The last time we checked in on Utah attorney general Mark Shurtleff's increasingly quixotic attempt to tear down the BCS with an antitrust lawsuit, he was hoping to find other state AG's who might join as co-plaintiffs. He hasn't had much luck there.
He's also asked for help from the U.S. Department of Justice, which has made some noise about stepping in for a look at college football's antitrust status but hasn't yet seemed to do much more than basic fact-finding.
None of this has swayed Shurtleff from what he sees as his appointed mission, though, and he was back in headlines Wednesday when he began soliciting law firms to make up the legal team necessary to bring the suit. As the Salt Lake Tribune reports:
“There are serious antitrust violations in the BCS system that are robbing taxpayers of hundreds of millions of dollars,” Shurtleff said in a prepared statement on Wednesday. “Putting together the strongest legal team from around the country will give us the best chance at bringing equity back to college football.”
Wednesday’s query is the second time Shurtleff has put out a “request for information” to law firms that handle antitrust cases. He first announced he was seeking requests for proposals in April. His latest pursuit to find a law firm to take the case is through BidSync (www.bidsync.com), where interested firms can file responses until Aug. 8.
Shurtleff's over-the-top statement (since when did college football ever have "equity"?) is met by an equally over-the-top statement from Bill Hancock, the BCS executive director. But rather than focus on either side's posturing, the better question is: Will Shurtleff actually be able to bring the suit?
Though there's been some doubt whether he'd have the financial muscle going it alone, a spokesman for his office says the suit is "right on track" to be filed this fall.

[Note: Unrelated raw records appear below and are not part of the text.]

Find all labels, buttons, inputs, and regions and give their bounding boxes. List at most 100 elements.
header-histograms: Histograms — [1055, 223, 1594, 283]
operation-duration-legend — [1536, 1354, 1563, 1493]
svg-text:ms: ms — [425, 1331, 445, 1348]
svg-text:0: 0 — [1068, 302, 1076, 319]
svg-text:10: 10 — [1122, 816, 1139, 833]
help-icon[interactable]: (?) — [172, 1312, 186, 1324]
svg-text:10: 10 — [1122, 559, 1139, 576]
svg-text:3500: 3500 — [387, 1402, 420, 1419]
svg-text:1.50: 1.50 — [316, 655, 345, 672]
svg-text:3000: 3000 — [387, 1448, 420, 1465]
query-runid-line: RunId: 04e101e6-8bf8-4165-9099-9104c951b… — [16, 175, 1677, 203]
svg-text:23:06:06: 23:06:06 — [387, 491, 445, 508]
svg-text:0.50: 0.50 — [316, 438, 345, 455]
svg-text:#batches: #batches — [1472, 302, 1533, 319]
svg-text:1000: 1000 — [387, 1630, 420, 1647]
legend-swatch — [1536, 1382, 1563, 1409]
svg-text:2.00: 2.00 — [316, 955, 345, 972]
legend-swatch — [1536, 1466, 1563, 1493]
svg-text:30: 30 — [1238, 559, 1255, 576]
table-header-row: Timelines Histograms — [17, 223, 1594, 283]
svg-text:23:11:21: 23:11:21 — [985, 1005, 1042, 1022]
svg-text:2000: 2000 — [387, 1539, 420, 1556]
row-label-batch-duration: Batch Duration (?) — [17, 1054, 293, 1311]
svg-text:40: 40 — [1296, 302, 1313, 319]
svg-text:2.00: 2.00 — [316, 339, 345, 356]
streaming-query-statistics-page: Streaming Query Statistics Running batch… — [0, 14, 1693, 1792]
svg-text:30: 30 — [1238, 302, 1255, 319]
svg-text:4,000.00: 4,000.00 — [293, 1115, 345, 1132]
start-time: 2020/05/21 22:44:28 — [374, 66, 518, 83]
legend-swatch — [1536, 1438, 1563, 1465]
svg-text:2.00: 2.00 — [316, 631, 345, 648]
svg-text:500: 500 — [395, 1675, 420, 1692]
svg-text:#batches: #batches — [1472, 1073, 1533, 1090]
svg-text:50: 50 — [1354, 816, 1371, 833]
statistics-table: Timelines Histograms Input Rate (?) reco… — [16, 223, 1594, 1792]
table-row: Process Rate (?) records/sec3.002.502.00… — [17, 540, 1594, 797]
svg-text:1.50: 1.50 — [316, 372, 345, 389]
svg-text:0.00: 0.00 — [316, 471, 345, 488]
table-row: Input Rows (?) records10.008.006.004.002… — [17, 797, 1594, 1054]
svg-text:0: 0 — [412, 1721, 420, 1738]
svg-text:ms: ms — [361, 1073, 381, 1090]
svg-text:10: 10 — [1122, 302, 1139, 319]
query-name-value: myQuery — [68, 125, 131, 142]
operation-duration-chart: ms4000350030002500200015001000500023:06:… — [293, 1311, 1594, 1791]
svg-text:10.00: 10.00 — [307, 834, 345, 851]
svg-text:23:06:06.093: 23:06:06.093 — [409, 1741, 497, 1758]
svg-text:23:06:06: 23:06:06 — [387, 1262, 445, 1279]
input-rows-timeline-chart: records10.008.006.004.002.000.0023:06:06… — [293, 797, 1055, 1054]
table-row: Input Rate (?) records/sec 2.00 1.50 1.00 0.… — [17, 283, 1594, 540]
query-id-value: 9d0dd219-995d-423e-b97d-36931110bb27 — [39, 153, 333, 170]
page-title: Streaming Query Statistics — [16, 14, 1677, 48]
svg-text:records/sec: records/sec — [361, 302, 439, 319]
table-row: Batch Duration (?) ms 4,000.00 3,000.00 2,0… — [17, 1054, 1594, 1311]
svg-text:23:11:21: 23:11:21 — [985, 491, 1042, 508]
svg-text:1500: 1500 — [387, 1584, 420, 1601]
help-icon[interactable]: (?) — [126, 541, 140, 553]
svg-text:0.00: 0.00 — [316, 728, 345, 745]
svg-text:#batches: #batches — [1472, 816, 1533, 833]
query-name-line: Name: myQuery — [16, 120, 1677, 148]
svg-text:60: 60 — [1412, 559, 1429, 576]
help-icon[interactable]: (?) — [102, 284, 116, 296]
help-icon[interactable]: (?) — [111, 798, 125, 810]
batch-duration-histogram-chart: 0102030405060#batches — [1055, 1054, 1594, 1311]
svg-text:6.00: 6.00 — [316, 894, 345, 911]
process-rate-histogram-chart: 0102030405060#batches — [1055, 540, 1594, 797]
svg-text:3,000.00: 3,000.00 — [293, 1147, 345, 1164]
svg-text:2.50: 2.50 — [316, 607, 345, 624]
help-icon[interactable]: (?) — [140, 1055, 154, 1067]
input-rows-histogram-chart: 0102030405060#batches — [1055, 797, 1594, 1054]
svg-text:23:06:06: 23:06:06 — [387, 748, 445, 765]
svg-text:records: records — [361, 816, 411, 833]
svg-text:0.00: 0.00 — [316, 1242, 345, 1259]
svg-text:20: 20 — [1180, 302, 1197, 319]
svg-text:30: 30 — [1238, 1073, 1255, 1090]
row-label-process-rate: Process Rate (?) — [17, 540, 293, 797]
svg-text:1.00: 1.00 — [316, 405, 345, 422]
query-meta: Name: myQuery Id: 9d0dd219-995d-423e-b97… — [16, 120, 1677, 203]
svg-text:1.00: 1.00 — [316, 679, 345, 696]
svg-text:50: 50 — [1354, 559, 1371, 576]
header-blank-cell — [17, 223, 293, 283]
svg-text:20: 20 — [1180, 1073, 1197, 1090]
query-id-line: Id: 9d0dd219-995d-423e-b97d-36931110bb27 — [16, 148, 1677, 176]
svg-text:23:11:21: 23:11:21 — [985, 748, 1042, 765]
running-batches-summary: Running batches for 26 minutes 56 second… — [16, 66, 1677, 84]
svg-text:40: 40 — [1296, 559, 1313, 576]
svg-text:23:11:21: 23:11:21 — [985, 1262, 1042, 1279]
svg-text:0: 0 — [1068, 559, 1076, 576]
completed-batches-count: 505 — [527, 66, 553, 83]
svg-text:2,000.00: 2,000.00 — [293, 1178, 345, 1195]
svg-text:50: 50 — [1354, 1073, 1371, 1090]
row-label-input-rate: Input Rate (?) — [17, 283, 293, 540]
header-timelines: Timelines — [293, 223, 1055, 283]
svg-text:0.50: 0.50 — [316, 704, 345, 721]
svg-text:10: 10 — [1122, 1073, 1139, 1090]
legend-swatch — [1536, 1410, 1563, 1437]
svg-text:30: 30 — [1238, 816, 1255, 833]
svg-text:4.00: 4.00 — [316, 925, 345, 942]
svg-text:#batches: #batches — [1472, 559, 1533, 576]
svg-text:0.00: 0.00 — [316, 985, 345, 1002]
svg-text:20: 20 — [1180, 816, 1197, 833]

We remain somewhat skeptical. But with the DOJ paying some kind of attention and Shurtleff seemingly as committed than ever, it might be time to stop dismissing Shurtleff's chances of getting his day in court. He still needs the legal help he requested yesterday, of course, and a lot of other things (and that's before we even discuss his chances of winning if the suit is brought). But if he is indeed "on track," his story is one that will have to be followed this college football season.